Absent direct intelligence or the ability to estimate funding using the methods outlined above, researchers and analysts can also look at indirect indicators of financial health. Things like lack of weapons and ammunition, complaints about late payment of salary, lack of food and other forms of subsistence could all point to financing problems—in terms of either the group’s fundraising or its ability to distribute and manage that money effectively.
All of these approaches produce very different results. The top-down approach often results in highly generalized estimates of a group’s funding (like, for instance, reports that the Taliban generate $400 million in revenues from the opium trade). The bottom-up approach often results in specific, localized results, while intelligence reporting often provides reliable, verified numbers but on an ad hoc basis. Ideally, good estimates of Taliban finances will triangulate using these different methods and be regularly reassessed as geographic control and economic conditions shift.

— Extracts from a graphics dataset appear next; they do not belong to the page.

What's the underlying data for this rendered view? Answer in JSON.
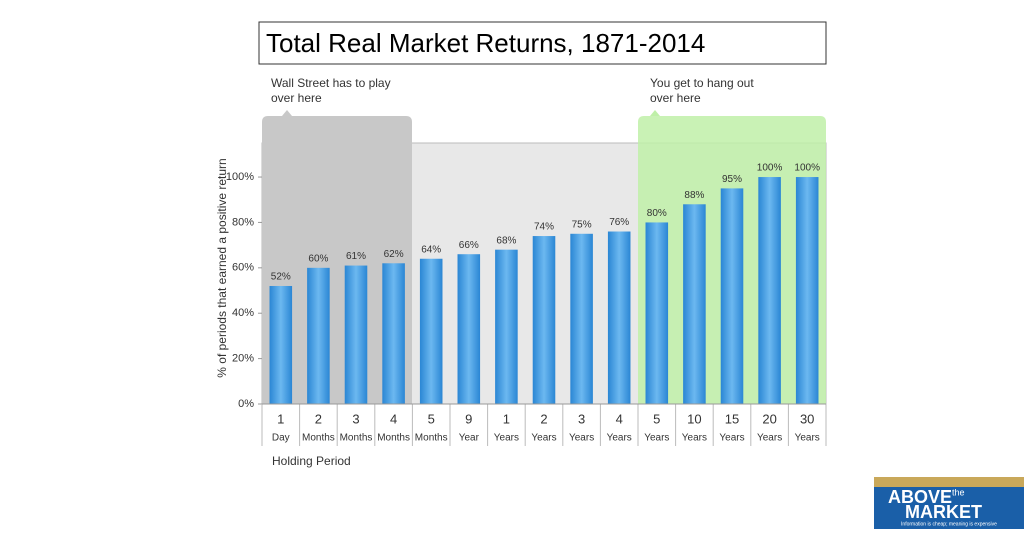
{
  "chart_data": {
    "type": "bar",
    "title": "Total Real Market Returns, 1871-2014",
    "categories": [
      [
        "1",
        "Day"
      ],
      [
        "2",
        "Months"
      ],
      [
        "3",
        "Months"
      ],
      [
        "4",
        "Months"
      ],
      [
        "5",
        "Months"
      ],
      [
        "9",
        "Year"
      ],
      [
        "1",
        "Years"
      ],
      [
        "2",
        "Years"
      ],
      [
        "3",
        "Years"
      ],
      [
        "4",
        "Years"
      ],
      [
        "5",
        "Years"
      ],
      [
        "10",
        "Years"
      ],
      [
        "15",
        "Years"
      ],
      [
        "20",
        "Years"
      ],
      [
        "30",
        "Years"
      ]
    ],
    "values": [
      52,
      60,
      61,
      62,
      64,
      66,
      68,
      74,
      75,
      76,
      80,
      88,
      95,
      100,
      100
    ],
    "value_labels": [
      "52%",
      "60%",
      "61%",
      "62%",
      "64%",
      "66%",
      "68%",
      "74%",
      "75%",
      "76%",
      "80%",
      "88%",
      "95%",
      "100%",
      "100%"
    ],
    "color": "#3a9ae0",
    "ylim": [
      0,
      115
    ],
    "yticks": [
      {
        "value": 0,
        "label": "0%"
      },
      {
        "value": 20,
        "label": "20%"
      },
      {
        "value": 40,
        "label": "40%"
      },
      {
        "value": 60,
        "label": "60%"
      },
      {
        "value": 80,
        "label": "80%"
      },
      {
        "value": 100,
        "label": "100%"
      }
    ],
    "y_label": "% of periods that earned a positive return",
    "x_label": "Holding Period",
    "annotations": [
      [
        "Wall Street has to play",
        "over here"
      ],
      [
        "You get to hang out",
        "over here"
      ]
    ]
  },
  "logo": {
    "word1": "ABOVE",
    "small": "the",
    "word2": "MARKET",
    "tagline": "Information is cheap; meaning is expensive"
  }
}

For all of these methods, how much territory a group actually controls matters greatly. In Afghanistan, the resources available to tax or exploit shift with that territory. In some regions, poppy crops generate a significant source of funds, but in others, border and customs taxes generate more funds, while in still others, control and exploitation of natural resources is the main source of funds. For the Taliban, consolidating and maintaining control of territory will be critical to keeping their budget in the black. State sponsors such as Russia and Pakistan may lend a hand and help stabilize the Taliban’s budgets, but this could open up these countries to new or further sanctions, which in turn may reduce the amount of money they have to support the group. All things considered, despite estimates of sizable revenues for the Taliban, the group may quickly find itself in need of external support.

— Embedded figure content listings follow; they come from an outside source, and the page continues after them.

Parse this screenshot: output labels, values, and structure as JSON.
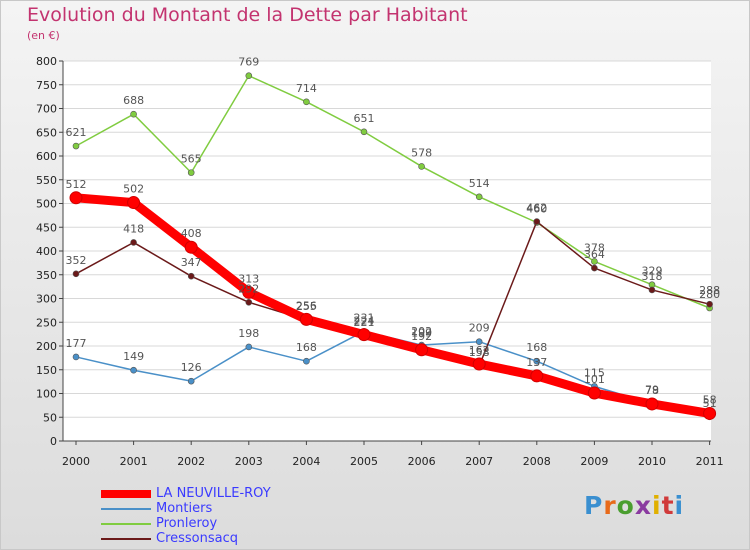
{
  "title": "Evolution du Montant de la Dette par Habitant",
  "subtitle": "(en €)",
  "logo": {
    "text": "Proxiti",
    "letter_colors": [
      "#3a8fd0",
      "#e86a1a",
      "#4a9e2f",
      "#8a3aa0",
      "#e0b000",
      "#d03a3a",
      "#3a8fd0"
    ]
  },
  "chart_data": {
    "type": "line",
    "title": "Evolution du Montant de la Dette par Habitant",
    "ylabel": "(en €)",
    "ylim": [
      0,
      800
    ],
    "yticks": [
      0,
      50,
      100,
      150,
      200,
      250,
      300,
      350,
      400,
      450,
      500,
      550,
      600,
      650,
      700,
      750,
      800
    ],
    "x": [
      "2000",
      "2001",
      "2002",
      "2003",
      "2004",
      "2005",
      "2006",
      "2007",
      "2008",
      "2009",
      "2010",
      "2011"
    ],
    "grid": "horizontal",
    "legend_position": "bottom-left",
    "series": [
      {
        "name": "LA NEUVILLE-ROY",
        "color": "#ff0000",
        "values": [
          512,
          502,
          408,
          313,
          256,
          224,
          192,
          162,
          137,
          101,
          78,
          58
        ]
      },
      {
        "name": "Montiers",
        "color": "#4a90c8",
        "values": [
          177,
          149,
          126,
          198,
          168,
          231,
          202,
          209,
          168,
          115,
          79,
          51
        ]
      },
      {
        "name": "Pronleroy",
        "color": "#80cc40",
        "values": [
          621,
          688,
          565,
          769,
          714,
          651,
          578,
          514,
          460,
          378,
          329,
          280
        ]
      },
      {
        "name": "Cressonsacq",
        "color": "#6b1a1a",
        "values": [
          352,
          418,
          347,
          292,
          255,
          221,
          199,
          158,
          462,
          364,
          318,
          288
        ]
      }
    ]
  }
}
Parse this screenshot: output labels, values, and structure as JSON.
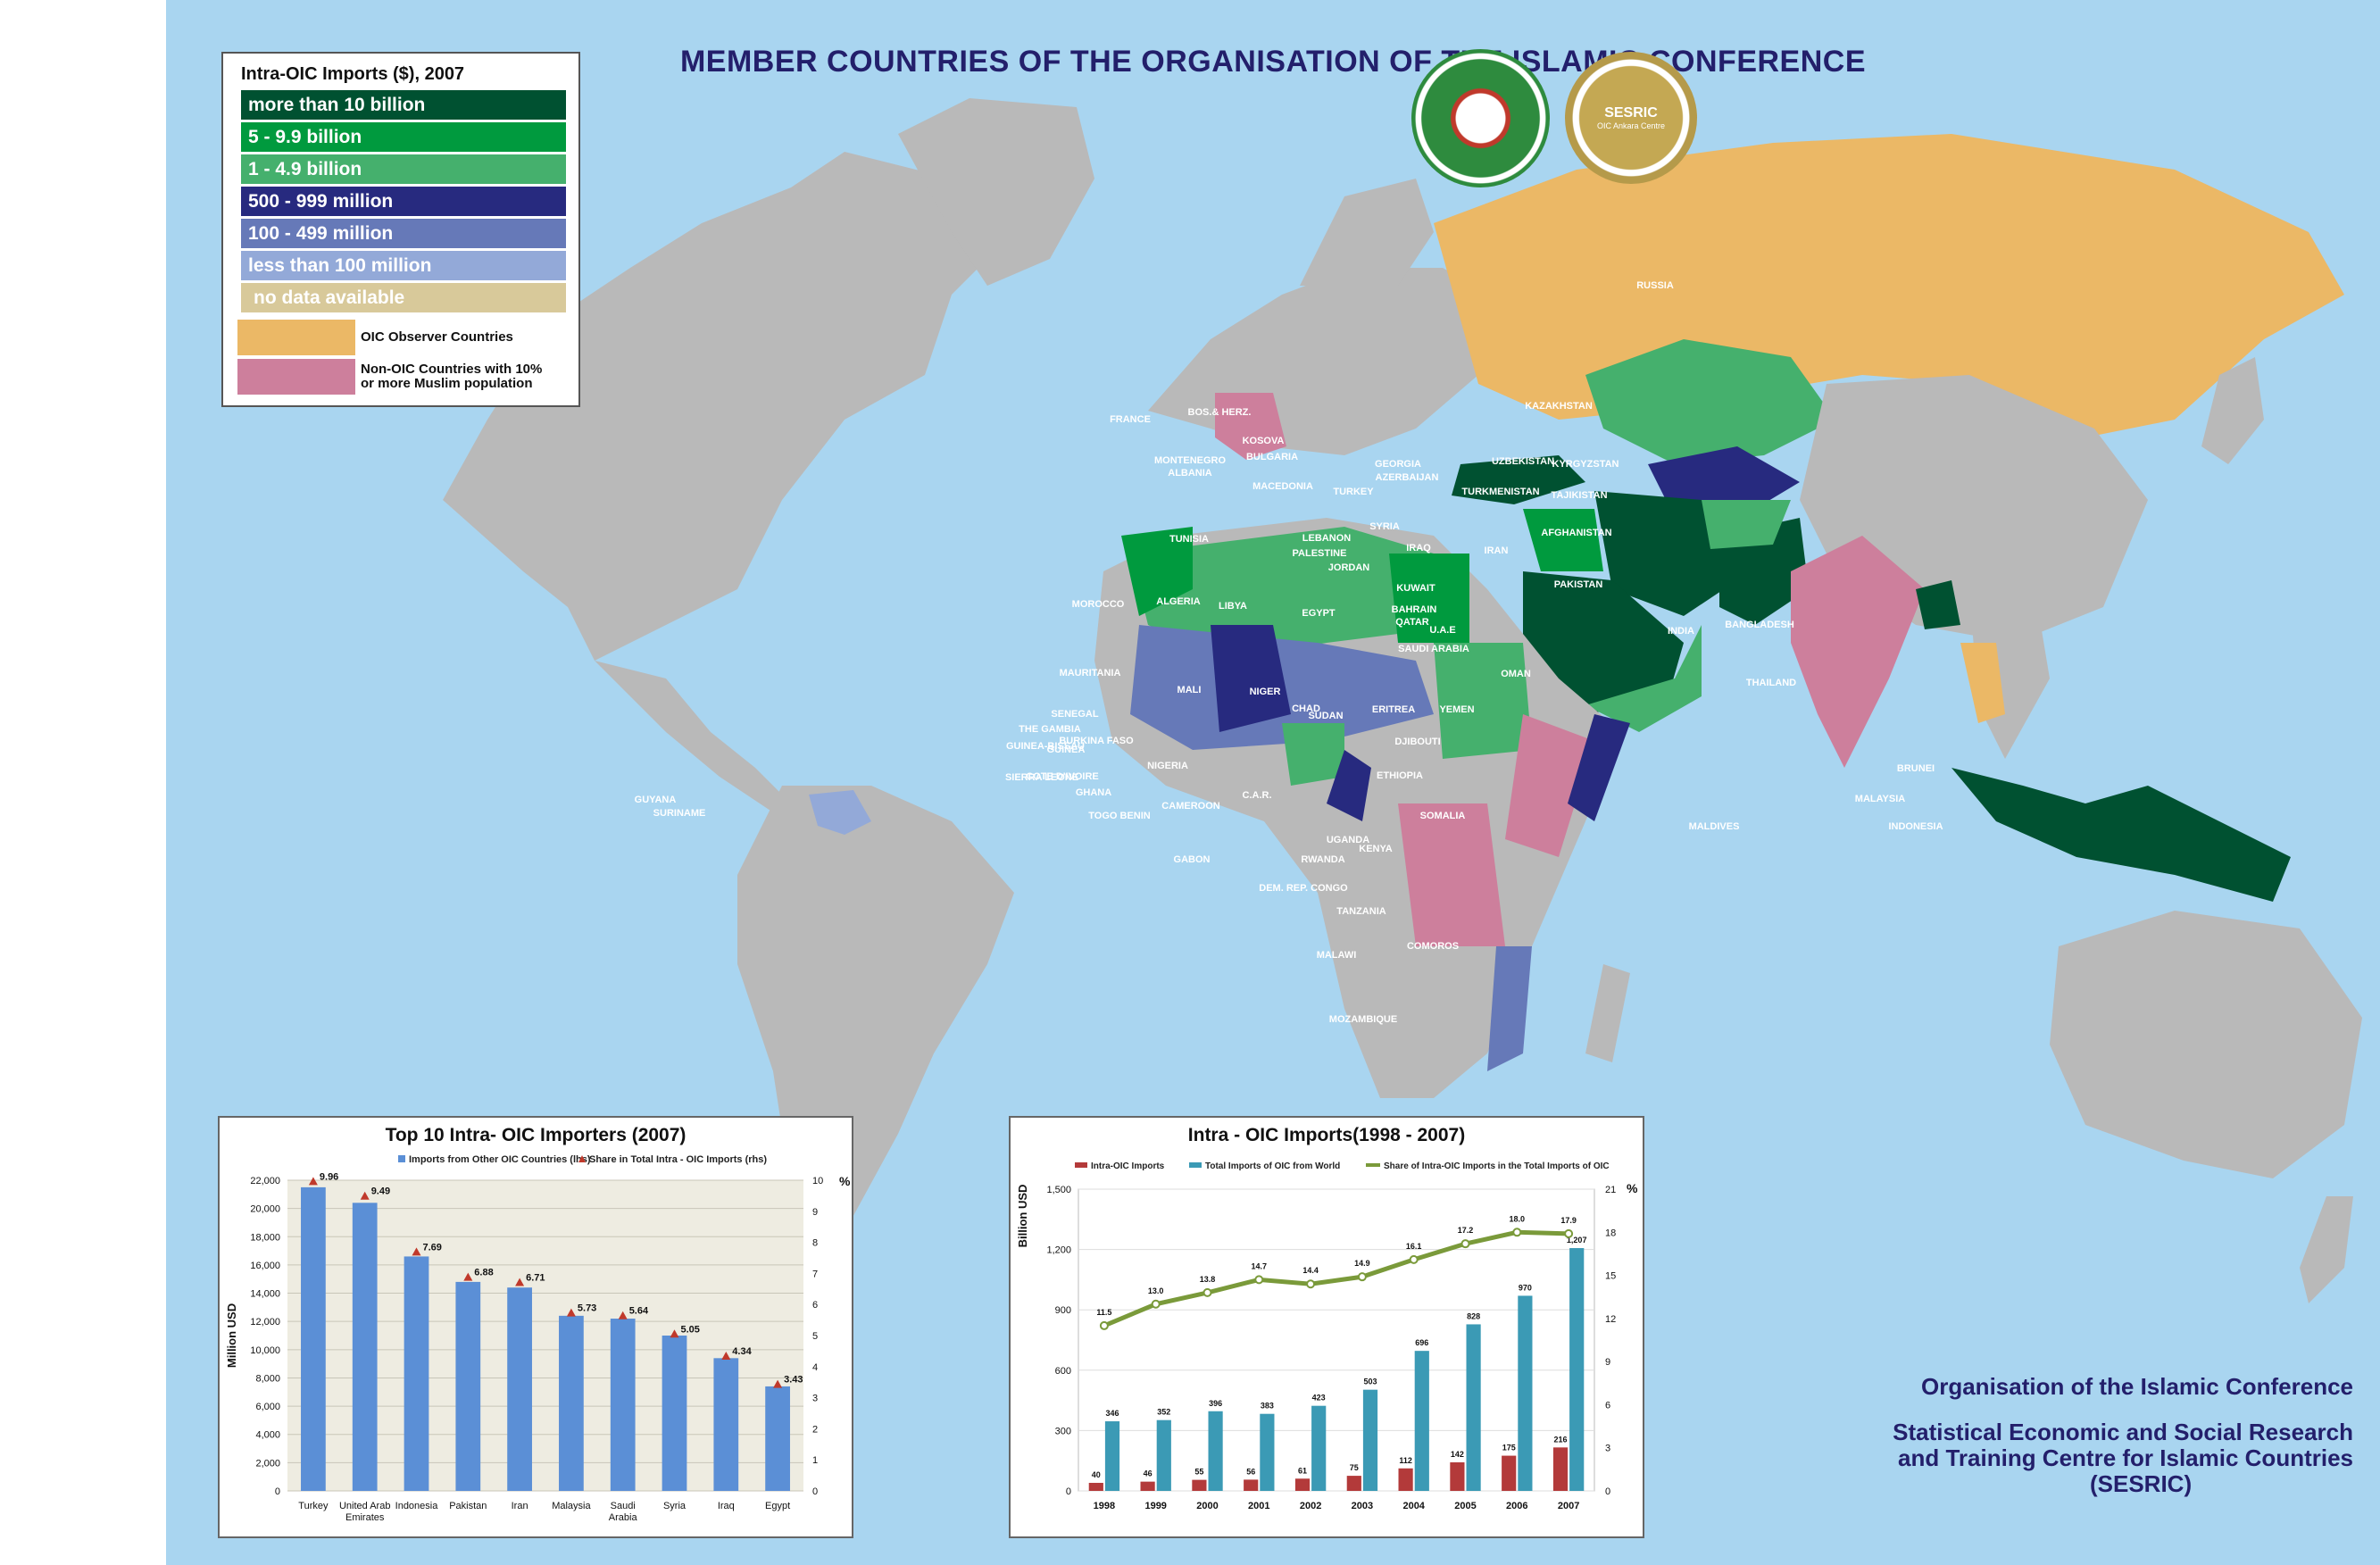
{
  "title": "MEMBER COUNTRIES OF THE ORGANISATION OF THE ISLAMIC CONFERENCE",
  "colors": {
    "ocean": "#a9d5f0",
    "land_other": "#b9b9b9",
    "gt10b": "#005131",
    "b5_9": "#009a3e",
    "b1_4": "#45b06d",
    "m500_999": "#272a7f",
    "m100_499": "#6679b8",
    "lt100m": "#93a9d8",
    "no_data": "#d8c99a",
    "observer": "#ebb866",
    "non_oic_muslim": "#cd7f9c",
    "title_blue": "#231f6b"
  },
  "legend": {
    "title": "Intra-OIC Imports ($), 2007",
    "rows": [
      {
        "label": "more than 10 billion",
        "color": "#005131"
      },
      {
        "label": "5 - 9.9 billion",
        "color": "#009a3e"
      },
      {
        "label": "1 - 4.9 billion",
        "color": "#45b06d"
      },
      {
        "label": "500 - 999 million",
        "color": "#272a7f"
      },
      {
        "label": "100 - 499 million",
        "color": "#6679b8"
      },
      {
        "label": "less than 100 million",
        "color": "#93a9d8"
      },
      {
        "label": "no data available",
        "color": "#d8c99a"
      }
    ],
    "observer_label": "OIC Observer Countries",
    "non_oic_line1": "Non-OIC Countries with 10%",
    "non_oic_line2": "or more Muslim population"
  },
  "org": {
    "line1": "Organisation of the Islamic Conference",
    "line2": "Statistical Economic and Social Research",
    "line3": "and Training Centre for Islamic Countries",
    "line4": "(SESRIC)"
  },
  "logos": {
    "sesric": "SESRIC",
    "sesric_sub": "OIC Ankara Centre"
  },
  "country_labels": [
    "RUSSIA",
    "KAZAKHSTAN",
    "UZBEKISTAN",
    "KYRGYZSTAN",
    "TURKMENISTAN",
    "TAJIKISTAN",
    "GEORGIA",
    "AZERBAIJAN",
    "TURKEY",
    "SYRIA",
    "IRAQ",
    "IRAN",
    "AFGHANISTAN",
    "PAKISTAN",
    "LEBANON",
    "PALESTINE",
    "JORDAN",
    "KUWAIT",
    "BAHRAIN",
    "QATAR",
    "U.A.E",
    "SAUDI ARABIA",
    "OMAN",
    "YEMEN",
    "INDIA",
    "BANGLADESH",
    "THAILAND",
    "BRUNEI",
    "MALAYSIA",
    "INDONESIA",
    "MALDIVES",
    "FRANCE",
    "BOS.& HERZ.",
    "KOSOVA",
    "MONTENEGRO",
    "BULGARIA",
    "ALBANIA",
    "MACEDONIA",
    "TUNISIA",
    "MOROCCO",
    "ALGERIA",
    "LIBYA",
    "EGYPT",
    "MAURITANIA",
    "MALI",
    "NIGER",
    "CHAD",
    "SUDAN",
    "ERITREA",
    "DJIBOUTI",
    "ETHIOPIA",
    "SOMALIA",
    "SENEGAL",
    "THE GAMBIA",
    "GUINEA-BISSAU",
    "GUINEA",
    "BURKINA FASO",
    "SIERRA LEONE",
    "COTE D'IVOIRE",
    "GHANA",
    "TOGO BENIN",
    "NIGERIA",
    "CAMEROON",
    "C.A.R.",
    "GABON",
    "UGANDA",
    "KENYA",
    "RWANDA",
    "DEM. REP. CONGO",
    "TANZANIA",
    "MALAWI",
    "COMOROS",
    "MOZAMBIQUE",
    "GUYANA",
    "SURINAME"
  ],
  "chart_data": [
    {
      "type": "bar",
      "title": "Top 10 Intra- OIC Importers (2007)",
      "legend": [
        "Imports from Other OIC Countries (lhs)",
        "Share in Total Intra - OIC Imports (rhs)"
      ],
      "ylabel": "Million USD",
      "y2label": "%",
      "categories": [
        "Turkey",
        "United Arab Emirates",
        "Indonesia",
        "Pakistan",
        "Iran",
        "Malaysia",
        "Saudi Arabia",
        "Syria",
        "Iraq",
        "Egypt"
      ],
      "series": [
        {
          "name": "Imports from Other OIC Countries (lhs)",
          "values": [
            21500,
            20400,
            16600,
            14800,
            14400,
            12400,
            12200,
            11000,
            9400,
            7400
          ]
        },
        {
          "name": "Share in Total Intra - OIC Imports (rhs)",
          "values": [
            9.96,
            9.49,
            7.69,
            6.88,
            6.71,
            5.73,
            5.64,
            5.05,
            4.34,
            3.43
          ]
        }
      ],
      "ylim": [
        0,
        22000
      ],
      "yticks": [
        "22,000",
        "20,000",
        "18,000",
        "16,000",
        "14,000",
        "12,000",
        "10,000",
        "8,000",
        "6,000",
        "4,000",
        "2,000",
        "0"
      ],
      "y2lim": [
        0,
        10
      ],
      "y2ticks": [
        "10",
        "9",
        "8",
        "7",
        "6",
        "5",
        "4",
        "3",
        "2",
        "1",
        "0"
      ]
    },
    {
      "type": "bar",
      "title": "Intra - OIC Imports(1998 - 2007)",
      "legend": [
        "Intra-OIC Imports",
        "Total Imports of OIC  from World",
        "Share of Intra-OIC Imports in the Total Imports of OIC"
      ],
      "ylabel": "Billion USD",
      "y2label": "%",
      "categories": [
        "1998",
        "1999",
        "2000",
        "2001",
        "2002",
        "2003",
        "2004",
        "2005",
        "2006",
        "2007"
      ],
      "series": [
        {
          "name": "Intra-OIC Imports",
          "values": [
            40,
            46,
            55,
            56,
            61,
            75,
            112,
            142,
            175,
            216
          ]
        },
        {
          "name": "Total Imports of OIC  from World",
          "values": [
            346,
            352,
            396,
            383,
            423,
            503,
            696,
            828,
            970,
            1207
          ]
        },
        {
          "name": "Share of Intra-OIC Imports in the Total Imports of OIC",
          "values": [
            11.5,
            13.0,
            13.8,
            14.7,
            14.4,
            14.9,
            16.1,
            17.2,
            18.0,
            17.9
          ]
        }
      ],
      "value_labels": {
        "intra": [
          "40",
          "46",
          "55",
          "56",
          "61",
          "75",
          "112",
          "142",
          "175",
          "216"
        ],
        "total": [
          "346",
          "352",
          "396",
          "383",
          "423",
          "503",
          "696",
          "828",
          "970",
          "1,207"
        ],
        "share": [
          "11.5",
          "13.0",
          "13.8",
          "14.7",
          "14.4",
          "14.9",
          "16.1",
          "17.2",
          "18.0",
          "17.9"
        ]
      },
      "ylim": [
        0,
        1500
      ],
      "yticks": [
        "1,500",
        "1,200",
        "900",
        "600",
        "300",
        "0"
      ],
      "y2lim": [
        0,
        21
      ],
      "y2ticks": [
        "21",
        "18",
        "15",
        "12",
        "9",
        "6",
        "3",
        "0"
      ]
    }
  ]
}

Why (Accurate) Financial Estimates Matter
Money has a direct relationship to a terrorist group’s (or, as is now the case, a state actor’s) ability to govern, control territory, and conduct operations. Without funding sources and properly managed budgets, both state and non-state actors can find themselves facing food, ammunition, fighter and logistical shortages. To a certain extent, the actual numbers don’t matter as much as the overall picture. But a nuanced understanding of how a group raises, uses, moves, stores, manages, and obscures its funds can help develop that picture and also present opportunities for counterterrorist financing.
Understanding how the Taliban finance themselves now that the group is a state actor is critical to countering the group’s financing and limiting its ability to act—including by supporting and providing safe haven to other terrorist groups. Maintaining financial levers by identifying and targeting cash storage sites, the group’s investments both in and outside of Afghanistan, the personal wealth of the Taliban’s leadership, and fund movement mechanisms creates policy options for the international community to shape the Taliban’s ability to govern, support terrorist groups and interact in the international economy.